Pricing and “free plan” debate

  • Criticism that “€0 free plan” is misleading because control plane nodes still cost money from Hetzner; HA realistically needs 3 nodes.
  • A point that Terraform-based setups can provide similar functionality without Edka’s subscription fee.

Security, secrets, and trust

  • Security is described as shared responsibility: platform sec handled by Edka; cluster hardening left to the user. Internal pentests and best practices are mentioned, but product is still beta.
  • AWS KMS is used to encrypt data stored in Vault, raising concern that this reintroduces AWS dependency in a “Hetzner” product.
  • Multiple commenters question missing legal/imprint info and company registration; the creator responds with Spanish VAT and updates policies. Trust is a recurring theme.

Storage, encryption, and durability

  • For PostgreSQL, Edka uses Hetzner’s CSI driver with persistent volumes. Some are unsure how trustworthy Hetzner’s storage is and expected something like Rook/Ceph.
  • Discussion of encrypted disks: LUKS-based setups, Terraform modules enabling encryption by default, and Kubernetes storage solutions (OpenEBS, LocalZFS) with encryption support.

Bare metal vs cloud, scaling & automation

  • Several users prefer Hetzner bare metal for performance and reliability; Edka currently targets cloud instances only.
  • Desire for tooling that mixes bare metal and cloud nodes and supports autoscaling; Cluster API and CAPH are suggested for such use cases.
  • Questions about programmatic scaling (autoscaling pods/nodes) arise; details remain unclear beyond “you control resources.”

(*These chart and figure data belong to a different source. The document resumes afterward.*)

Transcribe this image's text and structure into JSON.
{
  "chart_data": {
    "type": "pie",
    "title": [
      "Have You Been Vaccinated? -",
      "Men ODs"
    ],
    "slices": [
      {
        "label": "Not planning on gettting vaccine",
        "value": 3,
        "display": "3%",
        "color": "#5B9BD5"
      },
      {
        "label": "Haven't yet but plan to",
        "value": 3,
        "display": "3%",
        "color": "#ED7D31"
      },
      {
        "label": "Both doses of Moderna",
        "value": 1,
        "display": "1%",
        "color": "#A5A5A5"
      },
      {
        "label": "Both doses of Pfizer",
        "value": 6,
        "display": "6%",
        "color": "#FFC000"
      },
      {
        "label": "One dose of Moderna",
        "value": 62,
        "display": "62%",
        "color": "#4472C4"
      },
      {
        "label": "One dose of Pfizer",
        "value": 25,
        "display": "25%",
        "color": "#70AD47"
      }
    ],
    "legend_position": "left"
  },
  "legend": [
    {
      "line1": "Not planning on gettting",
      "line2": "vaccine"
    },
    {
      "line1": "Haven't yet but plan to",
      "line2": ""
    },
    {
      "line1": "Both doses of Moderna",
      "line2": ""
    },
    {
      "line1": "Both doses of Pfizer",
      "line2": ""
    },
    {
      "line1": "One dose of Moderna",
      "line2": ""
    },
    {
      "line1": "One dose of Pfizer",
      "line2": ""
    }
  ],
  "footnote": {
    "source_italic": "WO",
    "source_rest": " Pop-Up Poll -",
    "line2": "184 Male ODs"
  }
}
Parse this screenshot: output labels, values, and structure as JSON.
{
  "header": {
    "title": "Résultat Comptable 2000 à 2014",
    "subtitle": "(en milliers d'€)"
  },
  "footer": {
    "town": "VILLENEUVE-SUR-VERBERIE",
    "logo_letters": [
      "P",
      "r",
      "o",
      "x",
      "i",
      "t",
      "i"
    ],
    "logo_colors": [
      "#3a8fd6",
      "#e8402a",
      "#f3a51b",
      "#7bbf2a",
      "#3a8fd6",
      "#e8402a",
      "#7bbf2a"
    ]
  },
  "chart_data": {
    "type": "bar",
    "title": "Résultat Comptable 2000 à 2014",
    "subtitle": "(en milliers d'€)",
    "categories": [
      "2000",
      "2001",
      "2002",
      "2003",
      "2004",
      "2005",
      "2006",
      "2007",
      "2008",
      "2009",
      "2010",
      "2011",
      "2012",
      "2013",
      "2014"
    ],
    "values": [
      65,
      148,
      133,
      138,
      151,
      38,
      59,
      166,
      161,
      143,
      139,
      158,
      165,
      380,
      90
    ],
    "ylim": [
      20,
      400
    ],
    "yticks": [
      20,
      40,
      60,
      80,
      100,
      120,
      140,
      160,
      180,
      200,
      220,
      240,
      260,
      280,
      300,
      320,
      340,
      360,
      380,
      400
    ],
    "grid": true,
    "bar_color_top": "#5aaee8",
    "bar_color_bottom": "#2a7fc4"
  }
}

Reliability, maturity & Hetzner’s own plans

  • Some report Hetzner cloud provisioning flakiness (stuck deployments, recent issues with deletions and websockets), while others have multi‑year 100% uptime clusters.
  • Edka’s HN launch surfaces real-world issues (rate limiting, cluster creation failures during a Hetzner incident), underscoring its beta status.
  • Multiple people note Hetzner is rumored to be working on its own managed Kubernetes, but timing is unknown; opinions vary on whether they’ll deliver a good product.